An unusually high ratio does not in itself imply a nasty correction is imminent but it can certainly be a warning light, as it indicates either house prices are very elevated and/or there is housing oversupply.
"An unusually high [property value/GDP] ratio does not itself imply a nasty correction but it can certainly be a warning light."
Sharon Zollner, Associate Director & Senior Economist, ANZ NZ
Typically, oversupply leads to a sharper price correction when the market turns. Housing oversupply is certainly not an issue in New Zealand which has experienced very strong population growth. But there is broad agreement house price to income ratios are unsustainably high, particularly in Auckland.
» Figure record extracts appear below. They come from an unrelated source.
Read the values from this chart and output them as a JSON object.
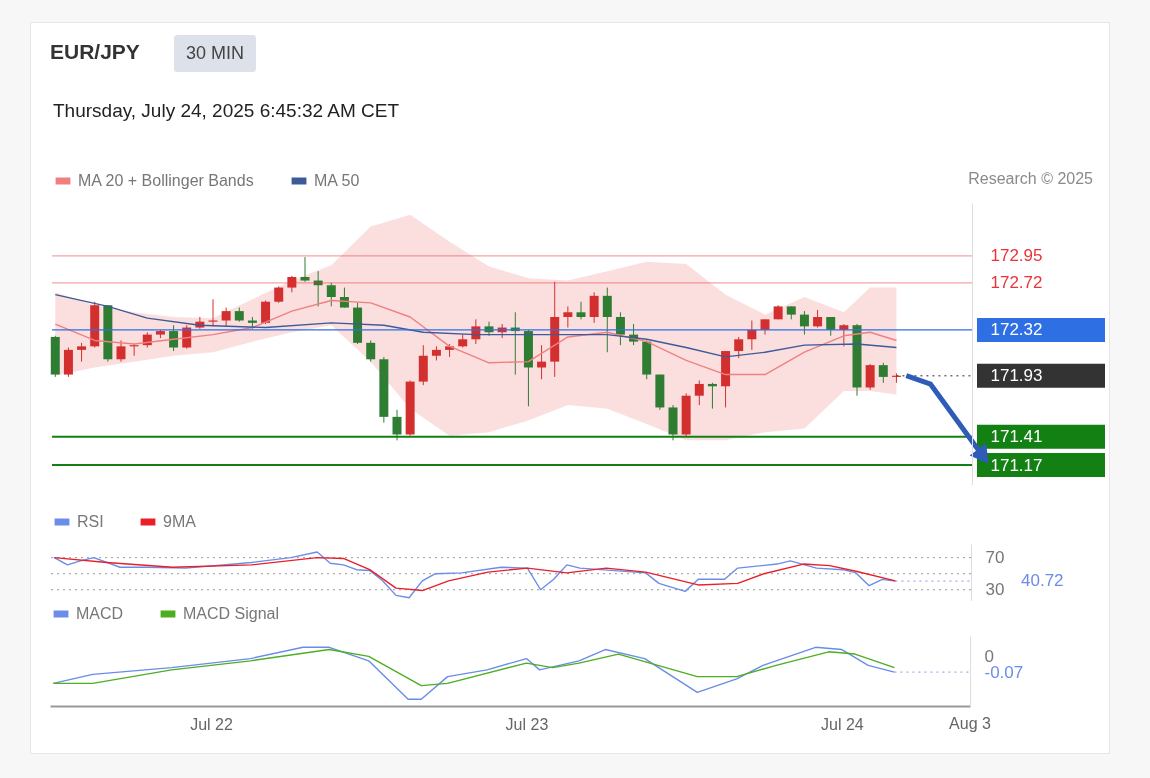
{
  "chart_data": [
    {
      "type": "candlestick",
      "title": "EUR/JPY",
      "subtitle": "Thursday, July 24, 2025 6:45:32 AM CET",
      "annotations": [
        "30 MIN",
        "Research © 2025"
      ],
      "x": [
        "2025-07-21T12:00",
        "2025-07-21T13:00",
        "2025-07-21T14:00",
        "2025-07-21T15:00",
        "2025-07-21T16:00",
        "2025-07-21T17:00",
        "2025-07-21T18:00",
        "2025-07-21T19:00",
        "2025-07-21T20:00",
        "2025-07-21T21:00",
        "2025-07-21T22:00",
        "2025-07-21T23:00",
        "2025-07-22T00:00",
        "2025-07-22T01:00",
        "2025-07-22T02:00",
        "2025-07-22T03:00",
        "2025-07-22T04:00",
        "2025-07-22T05:00",
        "2025-07-22T06:00",
        "2025-07-22T07:00",
        "2025-07-22T08:00",
        "2025-07-22T09:00",
        "2025-07-22T10:00",
        "2025-07-22T11:00",
        "2025-07-22T12:00",
        "2025-07-22T13:00",
        "2025-07-22T14:00",
        "2025-07-22T15:00",
        "2025-07-22T16:00",
        "2025-07-22T17:00",
        "2025-07-22T18:00",
        "2025-07-22T19:00",
        "2025-07-22T20:00",
        "2025-07-22T21:00",
        "2025-07-22T22:00",
        "2025-07-22T23:00",
        "2025-07-23T00:00",
        "2025-07-23T01:00",
        "2025-07-23T02:00",
        "2025-07-23T03:00",
        "2025-07-23T04:00",
        "2025-07-23T05:00",
        "2025-07-23T06:00",
        "2025-07-23T07:00",
        "2025-07-23T08:00",
        "2025-07-23T09:00",
        "2025-07-23T10:00",
        "2025-07-23T11:00",
        "2025-07-23T12:00",
        "2025-07-23T13:00",
        "2025-07-23T14:00",
        "2025-07-23T15:00",
        "2025-07-23T16:00",
        "2025-07-23T17:00",
        "2025-07-23T18:00",
        "2025-07-23T19:00",
        "2025-07-23T20:00",
        "2025-07-23T21:00",
        "2025-07-23T22:00",
        "2025-07-23T23:00",
        "2025-07-24T00:00",
        "2025-07-24T01:00",
        "2025-07-24T02:00",
        "2025-07-24T03:00",
        "2025-07-24T04:00"
      ],
      "ohlc": [
        [
          172.26,
          172.27,
          171.92,
          171.94
        ],
        [
          171.94,
          172.17,
          171.92,
          172.15
        ],
        [
          172.15,
          172.21,
          172.05,
          172.18
        ],
        [
          172.18,
          172.56,
          172.17,
          172.53
        ],
        [
          172.53,
          172.53,
          172.05,
          172.07
        ],
        [
          172.07,
          172.23,
          172.05,
          172.18
        ],
        [
          172.18,
          172.2,
          172.1,
          172.19
        ],
        [
          172.19,
          172.3,
          172.17,
          172.28
        ],
        [
          172.28,
          172.32,
          172.25,
          172.31
        ],
        [
          172.31,
          172.36,
          172.14,
          172.17
        ],
        [
          172.17,
          172.36,
          172.16,
          172.34
        ],
        [
          172.34,
          172.43,
          172.33,
          172.39
        ],
        [
          172.39,
          172.58,
          172.35,
          172.4
        ],
        [
          172.4,
          172.51,
          172.35,
          172.48
        ],
        [
          172.48,
          172.51,
          172.39,
          172.4
        ],
        [
          172.4,
          172.43,
          172.33,
          172.38
        ],
        [
          172.38,
          172.57,
          172.37,
          172.56
        ],
        [
          172.56,
          172.69,
          172.55,
          172.68
        ],
        [
          172.68,
          172.78,
          172.64,
          172.77
        ],
        [
          172.77,
          172.94,
          172.73,
          172.74
        ],
        [
          172.74,
          172.82,
          172.52,
          172.7
        ],
        [
          172.7,
          172.72,
          172.52,
          172.6
        ],
        [
          172.6,
          172.68,
          172.51,
          172.51
        ],
        [
          172.51,
          172.55,
          172.2,
          172.21
        ],
        [
          172.21,
          172.23,
          172.05,
          172.07
        ],
        [
          172.07,
          172.09,
          171.53,
          171.58
        ],
        [
          171.58,
          171.64,
          171.38,
          171.43
        ],
        [
          171.43,
          171.89,
          171.42,
          171.88
        ],
        [
          171.88,
          172.19,
          171.85,
          172.1
        ],
        [
          172.1,
          172.18,
          172.06,
          172.15
        ],
        [
          172.15,
          172.2,
          172.09,
          172.18
        ],
        [
          172.18,
          172.28,
          172.17,
          172.24
        ],
        [
          172.24,
          172.41,
          172.2,
          172.35
        ],
        [
          172.35,
          172.39,
          172.27,
          172.3
        ],
        [
          172.3,
          172.37,
          172.25,
          172.34
        ],
        [
          172.34,
          172.47,
          171.94,
          172.31
        ],
        [
          172.31,
          172.32,
          171.67,
          172.0
        ],
        [
          172.0,
          172.19,
          171.9,
          172.05
        ],
        [
          172.05,
          172.73,
          171.92,
          172.43
        ],
        [
          172.43,
          172.52,
          172.34,
          172.47
        ],
        [
          172.47,
          172.56,
          172.41,
          172.43
        ],
        [
          172.43,
          172.64,
          172.38,
          172.61
        ],
        [
          172.61,
          172.68,
          172.13,
          172.43
        ],
        [
          172.43,
          172.47,
          172.19,
          172.28
        ],
        [
          172.28,
          172.37,
          172.19,
          172.22
        ],
        [
          172.22,
          172.23,
          171.9,
          171.94
        ],
        [
          171.94,
          171.94,
          171.64,
          171.66
        ],
        [
          171.66,
          171.68,
          171.38,
          171.43
        ],
        [
          171.43,
          171.78,
          171.41,
          171.76
        ],
        [
          171.76,
          171.89,
          171.68,
          171.86
        ],
        [
          171.86,
          171.87,
          171.65,
          171.84
        ],
        [
          171.84,
          172.14,
          171.66,
          172.14
        ],
        [
          172.14,
          172.26,
          172.08,
          172.24
        ],
        [
          172.24,
          172.4,
          172.15,
          172.32
        ],
        [
          172.32,
          172.41,
          172.28,
          172.41
        ],
        [
          172.41,
          172.53,
          172.41,
          172.52
        ],
        [
          172.52,
          172.52,
          172.41,
          172.45
        ],
        [
          172.45,
          172.48,
          172.28,
          172.35
        ],
        [
          172.35,
          172.49,
          172.34,
          172.43
        ],
        [
          172.43,
          172.43,
          172.27,
          172.32
        ],
        [
          172.32,
          172.37,
          172.18,
          172.36
        ],
        [
          172.36,
          172.37,
          171.76,
          171.83
        ],
        [
          171.83,
          172.03,
          171.81,
          172.02
        ],
        [
          172.02,
          172.04,
          171.87,
          171.92
        ],
        [
          171.92,
          171.95,
          171.87,
          171.93
        ]
      ],
      "series": [
        {
          "name": "MA 20 + Bollinger Bands",
          "type": "line",
          "color": "#f08080",
          "x": [
            "2025-07-21T12:00",
            "2025-07-21T15:00",
            "2025-07-21T18:00",
            "2025-07-21T21:00",
            "2025-07-22T00:00",
            "2025-07-22T03:00",
            "2025-07-22T06:00",
            "2025-07-22T09:00",
            "2025-07-22T12:00",
            "2025-07-22T15:00",
            "2025-07-22T18:00",
            "2025-07-22T21:00",
            "2025-07-23T00:00",
            "2025-07-23T03:00",
            "2025-07-23T06:00",
            "2025-07-23T09:00",
            "2025-07-23T12:00",
            "2025-07-23T15:00",
            "2025-07-23T18:00",
            "2025-07-23T21:00",
            "2025-07-24T00:00",
            "2025-07-24T02:00",
            "2025-07-24T04:00"
          ],
          "values": [
            172.37,
            172.23,
            172.2,
            172.24,
            172.28,
            172.34,
            172.48,
            172.57,
            172.55,
            172.43,
            172.18,
            172.04,
            172.05,
            172.26,
            172.3,
            172.22,
            172.06,
            171.94,
            171.94,
            172.13,
            172.27,
            172.3,
            172.23
          ],
          "lower": [
            171.93,
            172.0,
            172.05,
            172.1,
            172.13,
            172.22,
            172.3,
            172.36,
            172.05,
            171.65,
            171.42,
            171.45,
            171.55,
            171.68,
            171.65,
            171.52,
            171.38,
            171.38,
            171.45,
            171.48,
            171.8,
            171.8,
            171.77
          ],
          "upper": [
            172.64,
            172.53,
            172.47,
            172.43,
            172.42,
            172.58,
            172.74,
            172.87,
            173.2,
            173.3,
            173.07,
            172.86,
            172.76,
            172.74,
            172.82,
            172.9,
            172.88,
            172.62,
            172.45,
            172.6,
            172.47,
            172.68,
            172.68
          ]
        },
        {
          "name": "MA 50",
          "type": "line",
          "color": "#3d5a99",
          "x": [
            "2025-07-21T12:00",
            "2025-07-21T16:00",
            "2025-07-21T19:00",
            "2025-07-21T23:00",
            "2025-07-22T04:00",
            "2025-07-22T09:00",
            "2025-07-22T13:00",
            "2025-07-22T16:00",
            "2025-07-22T20:00",
            "2025-07-23T00:00",
            "2025-07-23T06:00",
            "2025-07-23T09:00",
            "2025-07-23T12:00",
            "2025-07-23T15:00",
            "2025-07-23T18:00",
            "2025-07-23T21:00",
            "2025-07-24T01:00",
            "2025-07-24T04:00"
          ],
          "values": [
            172.62,
            172.52,
            172.42,
            172.36,
            172.34,
            172.38,
            172.36,
            172.3,
            172.28,
            172.28,
            172.28,
            172.24,
            172.17,
            172.09,
            172.13,
            172.19,
            172.2,
            172.17
          ]
        }
      ],
      "xlim": [
        "2025-07-21T11:45",
        "2025-07-24T09:45"
      ],
      "ylim": [
        171.0,
        173.4
      ],
      "yticks": [
        172.95,
        172.72,
        172.32,
        171.93,
        171.41,
        171.17
      ],
      "tick_labels": "y",
      "legend": "top left",
      "ref_lines": [
        {
          "axis": "y",
          "value": 172.95,
          "color": "#e8333b"
        },
        {
          "axis": "y",
          "value": 172.72,
          "color": "#e8333b"
        },
        {
          "axis": "y",
          "value": 172.32,
          "color": "#2f6fe4"
        },
        {
          "axis": "y",
          "value": 171.93,
          "color": "#333333",
          "line_style": "dotted"
        },
        {
          "axis": "y",
          "value": 171.41,
          "color": "#138013"
        },
        {
          "axis": "y",
          "value": 171.17,
          "color": "#138013"
        }
      ]
    },
    {
      "type": "line",
      "series": [
        {
          "name": "RSI",
          "color": "#6b8ce8",
          "x": [
            "2025-07-21T12:00",
            "2025-07-21T13:00",
            "2025-07-21T14:00",
            "2025-07-21T15:00",
            "2025-07-21T17:00",
            "2025-07-21T19:00",
            "2025-07-21T22:00",
            "2025-07-22T03:00",
            "2025-07-22T06:00",
            "2025-07-22T08:00",
            "2025-07-22T09:00",
            "2025-07-22T10:00",
            "2025-07-22T11:00",
            "2025-07-22T12:00",
            "2025-07-22T13:00",
            "2025-07-22T14:00",
            "2025-07-22T15:00",
            "2025-07-22T16:00",
            "2025-07-22T17:00",
            "2025-07-22T19:00",
            "2025-07-22T22:00",
            "2025-07-23T00:00",
            "2025-07-23T01:00",
            "2025-07-23T02:00",
            "2025-07-23T03:00",
            "2025-07-23T04:00",
            "2025-07-23T09:00",
            "2025-07-23T10:00",
            "2025-07-23T12:00",
            "2025-07-23T13:00",
            "2025-07-23T15:00",
            "2025-07-23T16:00",
            "2025-07-23T19:00",
            "2025-07-23T20:00",
            "2025-07-23T22:00",
            "2025-07-24T00:00",
            "2025-07-24T01:00",
            "2025-07-24T02:00",
            "2025-07-24T03:00",
            "2025-07-24T04:00"
          ],
          "values": [
            70,
            61,
            66,
            70,
            58,
            58,
            57,
            64,
            70,
            77,
            63,
            61,
            55,
            54,
            41,
            23,
            20,
            41,
            50,
            51,
            58,
            57,
            30,
            43,
            61,
            57,
            51,
            38,
            28,
            43,
            43,
            57,
            62,
            66,
            57,
            55,
            51,
            35,
            43,
            40.72
          ]
        },
        {
          "name": "9MA",
          "color": "#e8202a",
          "x": [
            "2025-07-21T12:00",
            "2025-07-21T16:00",
            "2025-07-21T21:00",
            "2025-07-22T03:00",
            "2025-07-22T08:00",
            "2025-07-22T10:00",
            "2025-07-22T12:00",
            "2025-07-22T14:00",
            "2025-07-22T16:00",
            "2025-07-22T18:00",
            "2025-07-22T21:00",
            "2025-07-23T00:00",
            "2025-07-23T03:00",
            "2025-07-23T06:00",
            "2025-07-23T09:00",
            "2025-07-23T13:00",
            "2025-07-23T16:00",
            "2025-07-23T18:00",
            "2025-07-23T21:00",
            "2025-07-23T23:00",
            "2025-07-24T01:00",
            "2025-07-24T04:00"
          ],
          "values": [
            70,
            64,
            58,
            61,
            70,
            69,
            55,
            32,
            29,
            41,
            52,
            57,
            51,
            57,
            52,
            36,
            38,
            50,
            62,
            60,
            53,
            41
          ]
        }
      ],
      "xlim": [
        "2025-07-21T11:45",
        "2025-07-24T09:45"
      ],
      "ylim": [
        16,
        87
      ],
      "yticks": [
        70,
        {
          "value": 50,
          "label": null
        },
        30
      ],
      "grid": "y",
      "tick_labels": "y",
      "legend": "top left",
      "ref_lines": [
        {
          "axis": "y",
          "value": 40.72,
          "label": "40.72",
          "color": "#6b8ce8",
          "line_style": "dotted"
        }
      ]
    },
    {
      "type": "line",
      "series": [
        {
          "name": "MACD",
          "color": "#6b8ce8",
          "x": [
            "2025-07-21T12:00",
            "2025-07-21T15:00",
            "2025-07-21T21:00",
            "2025-07-22T03:00",
            "2025-07-22T07:00",
            "2025-07-22T09:00",
            "2025-07-22T12:00",
            "2025-07-22T15:00",
            "2025-07-22T16:00",
            "2025-07-22T18:00",
            "2025-07-22T21:00",
            "2025-07-23T00:00",
            "2025-07-23T01:00",
            "2025-07-23T04:00",
            "2025-07-23T06:00",
            "2025-07-23T09:00",
            "2025-07-23T13:00",
            "2025-07-23T16:00",
            "2025-07-23T18:00",
            "2025-07-23T22:00",
            "2025-07-24T00:00",
            "2025-07-24T02:00",
            "2025-07-24T04:00"
          ],
          "values": [
            -0.12,
            -0.08,
            -0.05,
            -0.01,
            0.04,
            0.04,
            -0.02,
            -0.19,
            -0.19,
            -0.09,
            -0.06,
            -0.01,
            -0.06,
            -0.02,
            0.03,
            -0.01,
            -0.16,
            -0.1,
            -0.04,
            0.04,
            0.03,
            -0.04,
            -0.07
          ]
        },
        {
          "name": "MACD Signal",
          "color": "#4caf22",
          "x": [
            "2025-07-21T12:00",
            "2025-07-21T15:00",
            "2025-07-21T21:00",
            "2025-07-22T03:00",
            "2025-07-22T09:00",
            "2025-07-22T12:00",
            "2025-07-22T16:00",
            "2025-07-22T18:00",
            "2025-07-23T00:00",
            "2025-07-23T02:00",
            "2025-07-23T04:00",
            "2025-07-23T07:00",
            "2025-07-23T10:00",
            "2025-07-23T13:00",
            "2025-07-23T16:00",
            "2025-07-23T19:00",
            "2025-07-23T23:00",
            "2025-07-24T01:00",
            "2025-07-24T04:00"
          ],
          "values": [
            -0.12,
            -0.12,
            -0.06,
            -0.02,
            0.03,
            0,
            -0.13,
            -0.12,
            -0.03,
            -0.05,
            -0.03,
            0.01,
            -0.04,
            -0.09,
            -0.09,
            -0.04,
            0.02,
            0.01,
            -0.05
          ]
        }
      ],
      "xlim": [
        "2025-07-21T11:45",
        "2025-07-24T09:45"
      ],
      "ylim": [
        -0.22,
        0.09
      ],
      "yticks": [
        0,
        -0.07
      ],
      "legend": "top left",
      "annotations": [
        "Aug 3"
      ],
      "xticks": [
        {
          "value": "2025-07-22",
          "label": "Jul 22"
        },
        {
          "value": "2025-07-23",
          "label": "Jul 23"
        },
        {
          "value": "2025-07-24",
          "label": "Jul 24"
        }
      ],
      "ref_lines": [
        {
          "axis": "y",
          "value": -0.07,
          "color": "#6b8ce8",
          "line_style": "dotted"
        }
      ]
    }
  ]
}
In Australia, house prices have also risen strongly in the past 15 years or so, while oversupply is generally considered to be limited to pockets such as Melbourne apartments.
The US housing stock peaked at around 200 per cent of nominal GDP before the global financial crisis (oversupply was a widespread problem and house prices then dropped 30 per cent), while in Spain it was around 460per cent before the GFC – house prices subsequently dropped almost 40 per cent.
Spain has a large number of holiday homes owned by foreigners, so would be expected to have a higher ratio on average over time, but oversupply was clearly a significant issue there too. The current UK ratio is around 240 per cent.